Envie donc de profiter du temps avec eux plutôt que de rester seule, là-bas, dans un 20 m.carré vide, avec des problèmes de chauffage, un compte tout le temps à découvert (je vais pas faire le couplet de la misère étudiante, j’aimais juste vivre au dessus de mes moyens).

Je rêvais de trois choses la dernière année à Paris:

 

-Un appart, un vrai.

-Un boulot, ou un stage. Ou n’importe quoi qui s’apparente à une activité professionnelle.

-Un mec, un vrai. Pas un déjà maqué. Pratique d’ailleurs abandonnée en 2008 parce que ça craint vraiment: vous pensez que ça va juste être fun, les avantages d’un mec sans les inconvénients d’une relationship (genre vous avez le choix).
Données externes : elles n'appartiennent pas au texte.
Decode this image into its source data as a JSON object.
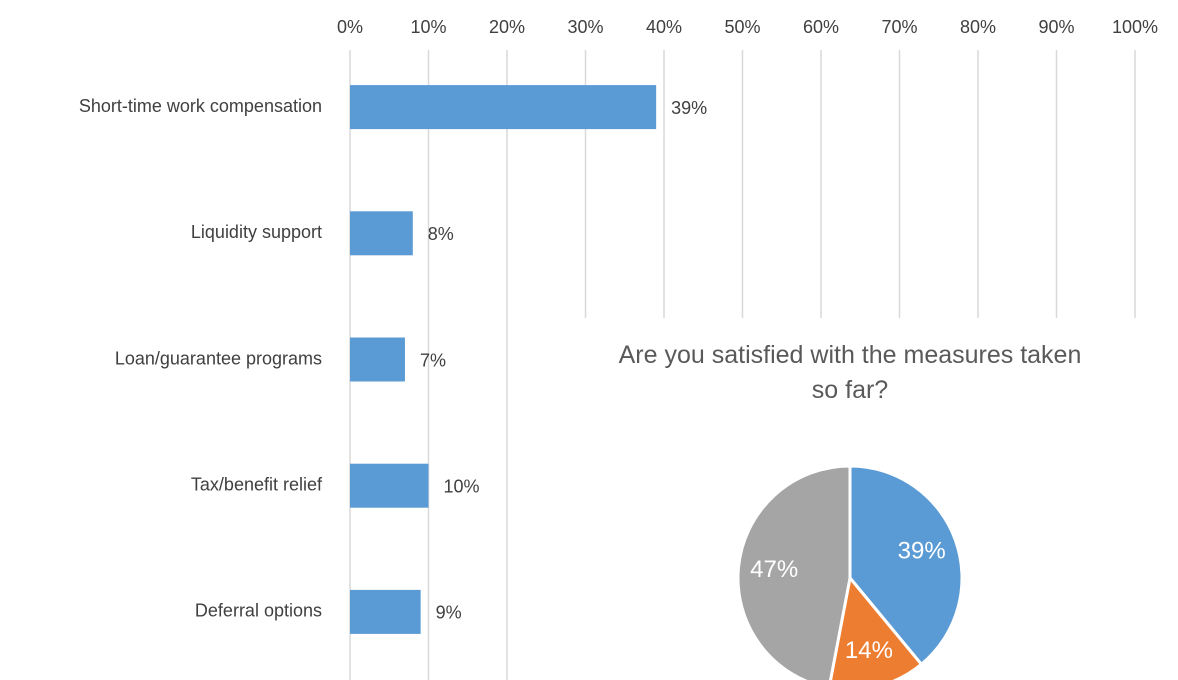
{
  "chart_data": [
    {
      "type": "bar",
      "orientation": "horizontal",
      "categories": [
        "Short-time work compensation",
        "Liquidity support",
        "Loan/guarantee programs",
        "Tax/benefit relief",
        "Deferral options"
      ],
      "values": [
        39,
        8,
        7,
        10,
        9
      ],
      "value_labels": [
        "39%",
        "8%",
        "7%",
        "10%",
        "9%"
      ],
      "color": "#5b9bd5",
      "xlim": [
        0,
        100
      ],
      "xticks": [
        {
          "value": 0,
          "label": "0%"
        },
        {
          "value": 10,
          "label": "10%"
        },
        {
          "value": 20,
          "label": "20%"
        },
        {
          "value": 30,
          "label": "30%"
        },
        {
          "value": 40,
          "label": "40%"
        },
        {
          "value": 50,
          "label": "50%"
        },
        {
          "value": 60,
          "label": "60%"
        },
        {
          "value": 70,
          "label": "70%"
        },
        {
          "value": 80,
          "label": "80%"
        },
        {
          "value": 90,
          "label": "90%"
        },
        {
          "value": 100,
          "label": "100%"
        }
      ],
      "grid": true
    },
    {
      "type": "pie",
      "title": "Are you satisfied with the measures taken so far?",
      "values": [
        39,
        14,
        47
      ],
      "value_labels": [
        "39%",
        "14%",
        "47%"
      ],
      "colors": [
        "#5b9bd5",
        "#ed7d31",
        "#a5a5a5"
      ]
    }
  ]
}
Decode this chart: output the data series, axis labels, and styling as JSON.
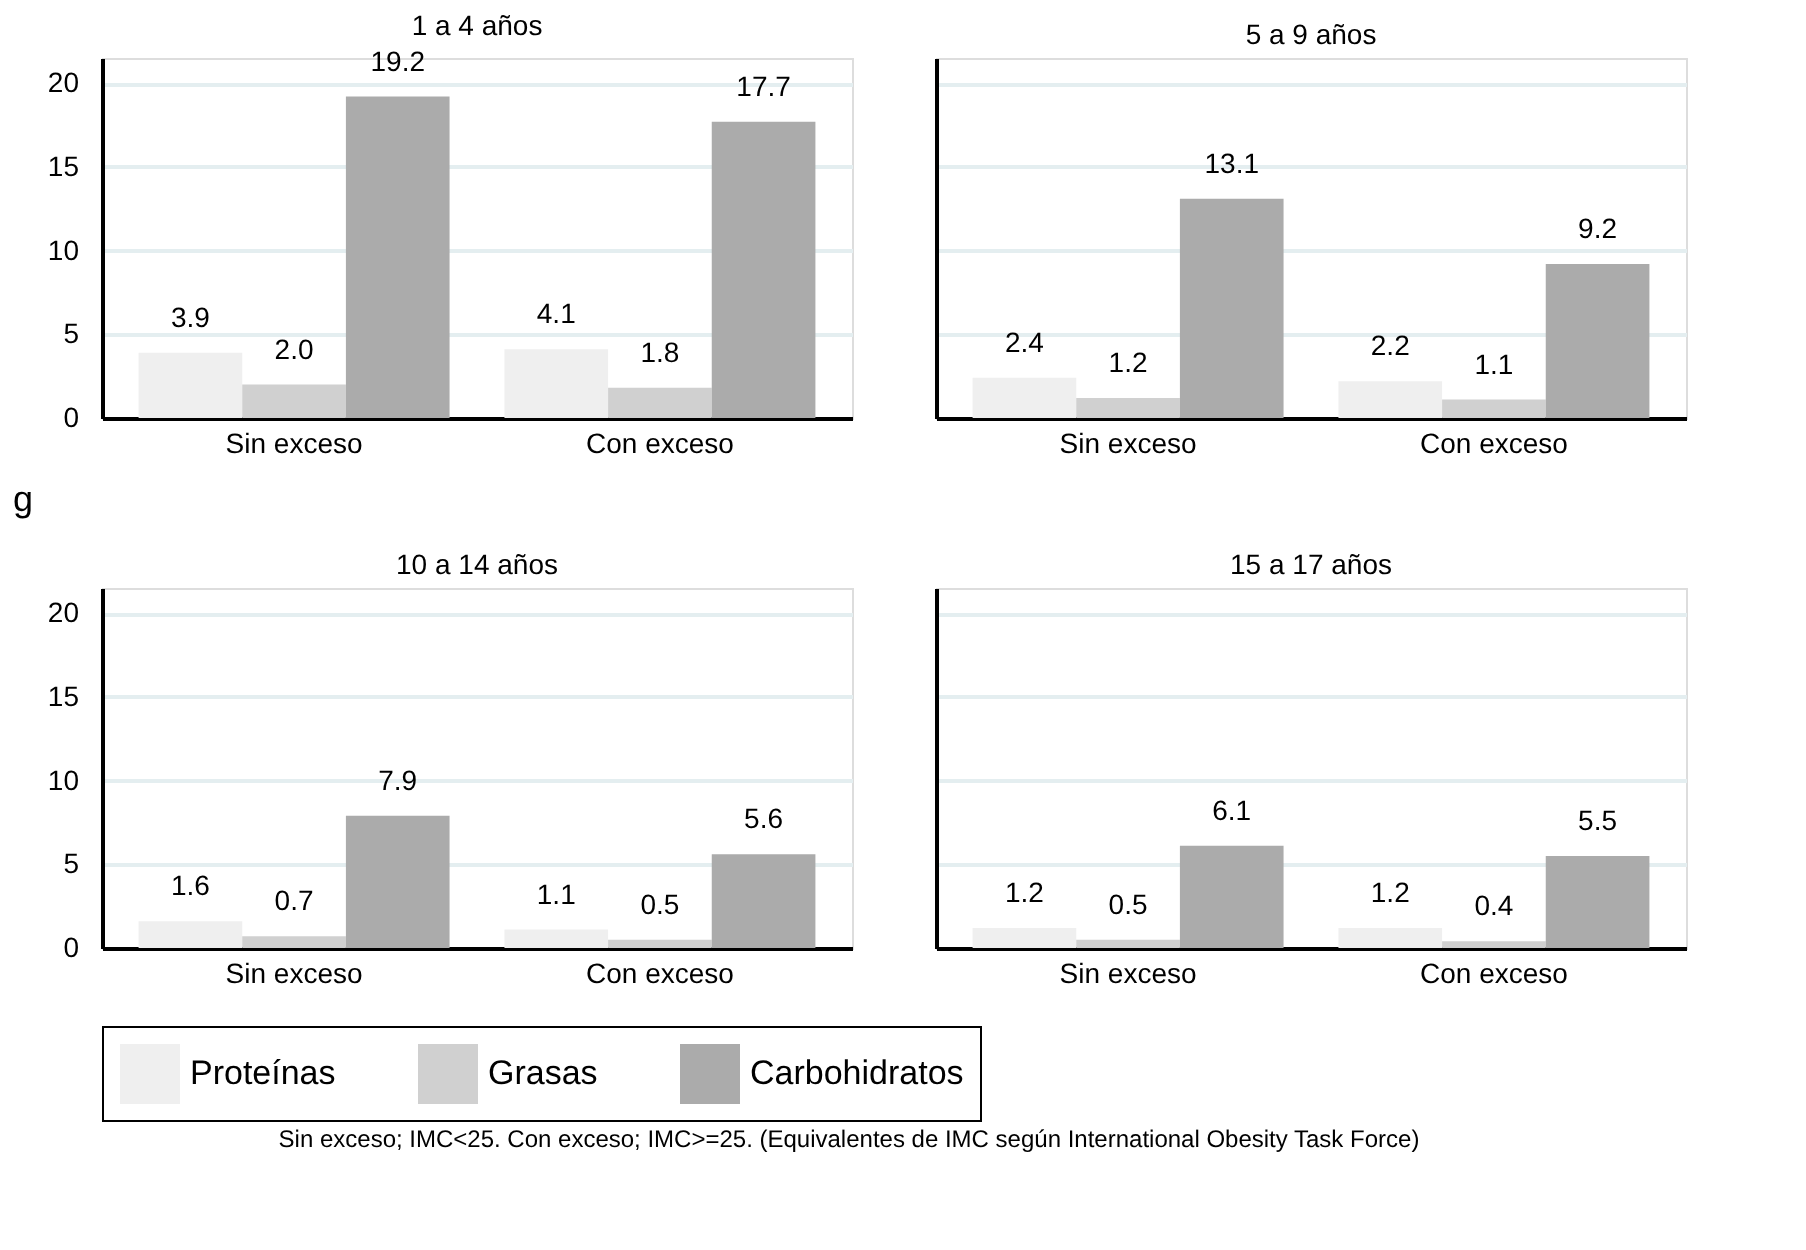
{
  "chart_data": [
    {
      "type": "bar",
      "title": "1 a 4 años",
      "ylabel": "g",
      "categories": [
        "Sin exceso",
        "Con exceso"
      ],
      "ylim": [
        0,
        21.5
      ],
      "yticks": [
        0,
        5,
        10,
        15,
        20
      ],
      "grid": "y",
      "data_labels": true,
      "legend": "bottom",
      "series": [
        {
          "name": "Proteínas",
          "color": "#efefef",
          "values": [
            3.9,
            4.1
          ]
        },
        {
          "name": "Grasas",
          "color": "#d0d0d0",
          "values": [
            2.0,
            1.8
          ],
          "value_labels": [
            "2.0",
            "1.8"
          ]
        },
        {
          "name": "Carbohidratos",
          "color": "#ababab",
          "values": [
            19.2,
            17.7
          ]
        }
      ]
    },
    {
      "type": "bar",
      "title": "5 a 9 años",
      "categories": [
        "Sin exceso",
        "Con exceso"
      ],
      "ylim": [
        0,
        21.5
      ],
      "yticks": [
        0,
        5,
        10,
        15,
        20
      ],
      "grid": "y",
      "data_labels": true,
      "tick_labels": "x",
      "legend": "bottom",
      "series": [
        {
          "name": "Proteínas",
          "color": "#efefef",
          "values": [
            2.4,
            2.2
          ]
        },
        {
          "name": "Grasas",
          "color": "#d0d0d0",
          "values": [
            1.2,
            1.1
          ]
        },
        {
          "name": "Carbohidratos",
          "color": "#ababab",
          "values": [
            13.1,
            9.2
          ]
        }
      ]
    },
    {
      "type": "bar",
      "title": "10 a 14 años",
      "categories": [
        "Sin exceso",
        "Con exceso"
      ],
      "ylim": [
        0,
        21.5
      ],
      "yticks": [
        0,
        5,
        10,
        15,
        20
      ],
      "grid": "y",
      "data_labels": true,
      "legend": "bottom",
      "series": [
        {
          "name": "Proteínas",
          "color": "#efefef",
          "values": [
            1.6,
            1.1
          ]
        },
        {
          "name": "Grasas",
          "color": "#d0d0d0",
          "values": [
            0.7,
            0.5
          ]
        },
        {
          "name": "Carbohidratos",
          "color": "#ababab",
          "values": [
            7.9,
            5.6
          ]
        }
      ]
    },
    {
      "type": "bar",
      "title": "15 a 17 años",
      "categories": [
        "Sin exceso",
        "Con exceso"
      ],
      "ylim": [
        0,
        21.5
      ],
      "yticks": [
        0,
        5,
        10,
        15,
        20
      ],
      "grid": "y",
      "data_labels": true,
      "tick_labels": "x",
      "legend": "bottom",
      "annotations": [
        "Sin exceso; IMC<25. Con exceso; IMC>=25. (Equivalentes de IMC según International Obesity Task Force)"
      ],
      "series": [
        {
          "name": "Proteínas",
          "color": "#efefef",
          "values": [
            1.2,
            1.2
          ]
        },
        {
          "name": "Grasas",
          "color": "#d0d0d0",
          "values": [
            0.5,
            0.4
          ]
        },
        {
          "name": "Carbohidratos",
          "color": "#ababab",
          "values": [
            6.1,
            5.5
          ]
        }
      ]
    }
  ]
}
Vous vous amusez à mépriser la nana cocue, et quand vous découvrez qu’elle utilise un shampoing pour cheveux gras, vous textotez votre meilleure amie pour vous moquer « Bouuu elle a les cheveux gras, khmimja hadi! » *

 

Alors que vous utilisez le même genre de shampoing, sauf que le sien c’est un palmolive et le vôtre un leonor greyl.

 

Bref, passons, on y reviendra tôt ou tard. Ne me jugez pas s’il vous plaît, j’étais seule et je m’ennuyais et j’étais faible. Et jeune, et je voulais m’amuser, et merde.

 

J’étais donc insatisfaite de ma vie et je comprenais de moins en moins l’intérêt de vivre loin des gens qu’on aime vraiment.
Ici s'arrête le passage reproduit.